Mittlerweile haben die Cloud-Dienstleister ihre Angebote weiterentwickelt. Dennoch ist die verbrauchsabhängige Vergütung noch immer ein wesentlicher Vorteil der Cloud-Technologie. Doch die Liste der Punkte Pro Cloud wird immer länger. Hier ein paar Beispiele:

  • Schnelle Verfügbarkeit. Cloud-Ressourcen sind schneller verfügbar, als typische IT-Abteilungen in Unternehmen entsprechende Ressourcen bereitstellen können.

  • Spezifische Funktionalitäten. Zunehmend bereichern spezifische Funktionen wie künstliche Intelligenz, Internet of Things oder Business Intelligence das Cloud-Angebot. Sie sprechen Themen an, die bisher üblicherweise On Premise gelöst wurden.

  • PaaS Angebote: Neben Infrastruktur und Spezialanwendungen verbreitert sich das Plattformangebot wie Microsoft Office 365 oder SAP ständig.

Die drei Beispiele sind nur ein Auszug von Cloud-Merkmalen, die in den Entscheidungsprozess mit einbezogen werden sollten.
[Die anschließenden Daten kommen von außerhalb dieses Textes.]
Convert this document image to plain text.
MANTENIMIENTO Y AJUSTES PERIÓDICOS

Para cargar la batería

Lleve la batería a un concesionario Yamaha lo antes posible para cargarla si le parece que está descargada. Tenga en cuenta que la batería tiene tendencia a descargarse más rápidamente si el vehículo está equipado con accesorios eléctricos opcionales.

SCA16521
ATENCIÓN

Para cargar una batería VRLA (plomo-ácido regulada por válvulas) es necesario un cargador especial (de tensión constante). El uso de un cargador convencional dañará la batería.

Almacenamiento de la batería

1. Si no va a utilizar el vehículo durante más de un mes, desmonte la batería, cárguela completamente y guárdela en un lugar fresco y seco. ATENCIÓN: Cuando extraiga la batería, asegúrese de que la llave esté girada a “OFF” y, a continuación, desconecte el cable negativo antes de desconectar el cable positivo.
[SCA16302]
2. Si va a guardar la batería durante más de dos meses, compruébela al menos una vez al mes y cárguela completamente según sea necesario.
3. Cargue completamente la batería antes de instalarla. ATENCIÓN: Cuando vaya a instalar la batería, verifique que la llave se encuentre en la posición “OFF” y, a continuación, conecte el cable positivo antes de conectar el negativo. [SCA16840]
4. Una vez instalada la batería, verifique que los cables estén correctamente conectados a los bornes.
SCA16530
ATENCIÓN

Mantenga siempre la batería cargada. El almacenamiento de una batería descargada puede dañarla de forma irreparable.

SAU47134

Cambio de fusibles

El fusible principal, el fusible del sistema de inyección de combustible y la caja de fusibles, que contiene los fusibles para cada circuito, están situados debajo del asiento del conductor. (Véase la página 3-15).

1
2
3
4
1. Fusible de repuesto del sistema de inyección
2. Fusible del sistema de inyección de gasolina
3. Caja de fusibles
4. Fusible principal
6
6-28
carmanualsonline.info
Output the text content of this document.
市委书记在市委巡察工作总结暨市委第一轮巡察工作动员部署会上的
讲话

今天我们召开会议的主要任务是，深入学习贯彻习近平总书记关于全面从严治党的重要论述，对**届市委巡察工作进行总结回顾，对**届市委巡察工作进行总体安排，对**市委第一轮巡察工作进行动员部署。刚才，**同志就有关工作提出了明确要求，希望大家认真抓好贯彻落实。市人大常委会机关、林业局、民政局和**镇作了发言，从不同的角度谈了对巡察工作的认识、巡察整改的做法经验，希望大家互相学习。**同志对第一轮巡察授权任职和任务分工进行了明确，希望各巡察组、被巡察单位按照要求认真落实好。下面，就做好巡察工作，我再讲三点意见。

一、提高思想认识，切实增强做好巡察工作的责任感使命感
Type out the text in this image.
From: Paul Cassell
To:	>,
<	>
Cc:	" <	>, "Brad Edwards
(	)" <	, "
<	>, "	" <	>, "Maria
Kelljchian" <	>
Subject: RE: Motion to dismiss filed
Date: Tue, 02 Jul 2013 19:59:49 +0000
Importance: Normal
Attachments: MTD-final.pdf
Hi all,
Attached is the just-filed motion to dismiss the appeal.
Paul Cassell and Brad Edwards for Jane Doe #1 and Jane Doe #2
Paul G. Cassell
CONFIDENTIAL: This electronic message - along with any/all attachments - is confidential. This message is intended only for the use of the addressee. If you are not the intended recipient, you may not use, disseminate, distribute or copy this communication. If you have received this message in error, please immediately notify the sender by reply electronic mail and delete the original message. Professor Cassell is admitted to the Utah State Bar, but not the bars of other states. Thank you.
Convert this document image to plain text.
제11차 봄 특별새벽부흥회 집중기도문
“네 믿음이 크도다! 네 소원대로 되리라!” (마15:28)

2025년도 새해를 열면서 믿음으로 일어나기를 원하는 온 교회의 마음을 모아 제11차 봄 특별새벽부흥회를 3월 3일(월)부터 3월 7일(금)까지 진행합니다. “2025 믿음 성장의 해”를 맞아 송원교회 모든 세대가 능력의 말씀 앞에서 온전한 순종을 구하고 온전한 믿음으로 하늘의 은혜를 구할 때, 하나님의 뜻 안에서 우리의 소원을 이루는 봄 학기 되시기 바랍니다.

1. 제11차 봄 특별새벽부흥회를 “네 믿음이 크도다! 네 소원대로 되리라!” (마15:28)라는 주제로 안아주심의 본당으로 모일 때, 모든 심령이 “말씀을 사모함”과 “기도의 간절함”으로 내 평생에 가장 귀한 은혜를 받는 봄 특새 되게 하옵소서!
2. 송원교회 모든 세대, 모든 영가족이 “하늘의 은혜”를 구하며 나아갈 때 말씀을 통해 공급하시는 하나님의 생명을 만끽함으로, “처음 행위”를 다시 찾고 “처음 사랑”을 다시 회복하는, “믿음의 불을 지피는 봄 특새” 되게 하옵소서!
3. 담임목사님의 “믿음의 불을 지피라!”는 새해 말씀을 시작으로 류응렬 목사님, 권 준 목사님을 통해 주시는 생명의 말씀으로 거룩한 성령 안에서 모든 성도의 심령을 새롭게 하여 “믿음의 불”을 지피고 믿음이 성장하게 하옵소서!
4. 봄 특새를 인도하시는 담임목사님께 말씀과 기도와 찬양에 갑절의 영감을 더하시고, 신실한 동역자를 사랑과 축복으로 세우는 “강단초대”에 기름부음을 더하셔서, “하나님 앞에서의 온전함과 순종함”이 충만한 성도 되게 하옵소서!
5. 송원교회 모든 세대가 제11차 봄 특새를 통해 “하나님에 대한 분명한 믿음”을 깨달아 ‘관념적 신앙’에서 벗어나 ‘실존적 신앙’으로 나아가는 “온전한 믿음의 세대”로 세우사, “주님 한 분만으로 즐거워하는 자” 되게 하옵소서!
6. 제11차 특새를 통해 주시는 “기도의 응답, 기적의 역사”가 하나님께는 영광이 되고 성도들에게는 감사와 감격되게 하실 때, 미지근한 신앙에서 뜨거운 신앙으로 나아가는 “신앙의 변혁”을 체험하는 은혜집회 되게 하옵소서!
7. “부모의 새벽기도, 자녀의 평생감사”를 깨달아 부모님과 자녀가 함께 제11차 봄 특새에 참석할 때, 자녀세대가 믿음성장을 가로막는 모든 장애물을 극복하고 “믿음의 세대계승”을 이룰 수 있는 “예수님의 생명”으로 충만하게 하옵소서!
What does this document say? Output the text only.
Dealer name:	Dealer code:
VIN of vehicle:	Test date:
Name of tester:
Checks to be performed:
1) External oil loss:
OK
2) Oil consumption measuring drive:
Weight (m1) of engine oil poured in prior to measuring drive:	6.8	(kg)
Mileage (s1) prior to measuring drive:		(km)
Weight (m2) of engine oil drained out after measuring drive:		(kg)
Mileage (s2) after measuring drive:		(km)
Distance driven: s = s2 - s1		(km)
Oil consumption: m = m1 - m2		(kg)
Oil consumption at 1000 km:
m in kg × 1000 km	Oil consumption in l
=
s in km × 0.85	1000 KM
Back to the roots - Kosten sparen

All diese Fortschritte können über eine bittere Wahrheit nicht hinwegtäuschen: Ist eine Applikation nicht auf den Betrieb in der Cloud angepasst, ergeben sich kaum Kostenvorteile. Die Kosten können sogar höher sein. Wie kann das sein? Um eine spontane Skalierung von Ressourcen zu ermöglichen, muss der Cloud-Anbieter diese vorhalten. Dies erfordert wiederum Investitionen, die später im Rahmen der Kostenparameter auf die Kunden umgelegt werden. Der Pay-as-you-use-Vorteil kann also nur dann voll genutzt werden, wenn die Applikation mit der Cloud-Steuerung verknüpft ist. Das bedeutet wiederum, dass die Software-Architektur bestimmte Anforderungen erfüllen muss, um über Trigger auf die Infrastruktur einwirken zu können. Das führt zwangsläufig zu Themen wie Autoscaling, DevOps oder Cloud-Native-Applikationen.

Fazit

Kosten durch die Cloud-Nutzung sparen - das sollte nicht das einzige Ziel für den Cloud-Einsatz sein. Falls doch, sind Applikationen oder Services auf die spezifischen Anforderungen der Cloud vorzubereiten. Allerdings sollte beachtet werden, dass neben den Kosten viele andere Aspekte für eine Cloud-Nutzung sprechen. Der optimale Cloud-Einsatz bedarf jedoch einer strategischen Betrachtung.